参考:【Excel】検索システムを作る方法(マクロなし)まとめ|関数とフィルターで効率化
✅ 方法③:関数で条件に合うデータを自動抽出する(FILTER関数)
Excel 365または2021以降をお使いなら、
FILTER関数で条件に合うデータを自動抽出するのが最もスマートです。
・FILTER関数の構文
"=FILTER(抽出範囲, 抽出条件)"
・例1:「都道府県」が「東京」の行だけ抽出
"=FILTER(A2:C100, B2:B100="東京")"
A列 | B列 | C列 |
---|---|---|
店舗名 | 都道府県 | 売上 |
東京本店 | 東京 | 500000 |
大阪支店 | 大阪 | 300000 |
→ 「東京」の行だけが自動的に表示されます。
・例2:部分一致で抽出
"=FILTER(A2:C100, ISNUMBER(SEARCH("東",B2:B100)))"
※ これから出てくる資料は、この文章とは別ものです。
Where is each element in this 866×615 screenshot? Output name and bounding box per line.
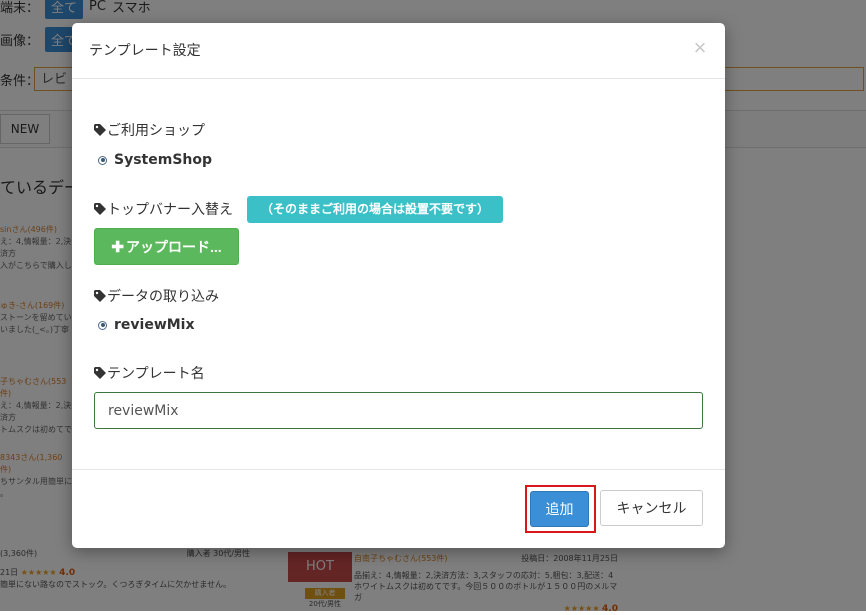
upload-button[interactable]: ✚ アップロード... <box>94 228 239 265</box>
template-name-input[interactable] <box>94 392 703 429</box>
add-button[interactable]: 追加 <box>530 491 589 527</box>
template-settings-modal: テンプレート設定 × ご利用ショップ SystemShop トップバナー入替え … <box>72 23 725 548</box>
import-radio[interactable] <box>98 320 107 330</box>
cancel-button[interactable]: キャンセル <box>600 490 703 526</box>
tag-icon <box>94 367 106 379</box>
banner-note-badge: （そのままご利用の場合は設置不要です） <box>247 196 504 223</box>
shop-section-text: ご利用ショップ <box>107 123 205 139</box>
import-section-text: データの取り込み <box>107 289 219 305</box>
import-option-row[interactable]: reviewMix <box>98 317 195 333</box>
tag-icon <box>94 290 106 302</box>
modal-header: テンプレート設定 × <box>72 23 725 79</box>
shop-section-label: ご利用ショップ <box>94 120 205 140</box>
template-name-label: テンプレート名 <box>94 363 205 383</box>
close-icon: × <box>693 35 707 60</box>
upload-button-label: アップロード... <box>125 238 222 255</box>
modal-footer-divider <box>72 469 725 470</box>
template-name-text: テンプレート名 <box>107 366 205 382</box>
plus-icon: ✚ <box>111 238 124 256</box>
shop-radio[interactable] <box>98 155 107 165</box>
close-button[interactable]: × <box>689 37 711 59</box>
tag-icon <box>94 203 106 215</box>
import-section-label: データの取り込み <box>94 286 219 306</box>
shop-option-label: SystemShop <box>114 152 213 168</box>
banner-section-label: トップバナー入替え <box>94 199 233 219</box>
import-option-label: reviewMix <box>114 317 195 333</box>
shop-option-row[interactable]: SystemShop <box>98 152 212 168</box>
banner-section-text: トップバナー入替え <box>107 202 233 218</box>
modal-title: テンプレート設定 <box>89 43 201 59</box>
tag-icon <box>94 124 106 136</box>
→ 「東」を含む行(東京・東海など)をすべて抽出します。
・例3:複数条件で抽出
"=FILTER(A2:C100, (B2:B100="東京")*(C2:C100>=300000))"
→ 「東京」かつ「売上30万以上」の行だけ抽出。
・POINT
- 抽出結果は自動で更新される
- 複数条件の組み合わせが柔軟
- データが変わるとリアルタイムに再計算
FILTER関数を使えば、「条件を変えるだけで抽出結果を更新」できるため、
月次集計や営業データ分析に最適です。
✅ 方法④:検索関数を使って特定データを取得する(VLOOKUP/XLOOKUP)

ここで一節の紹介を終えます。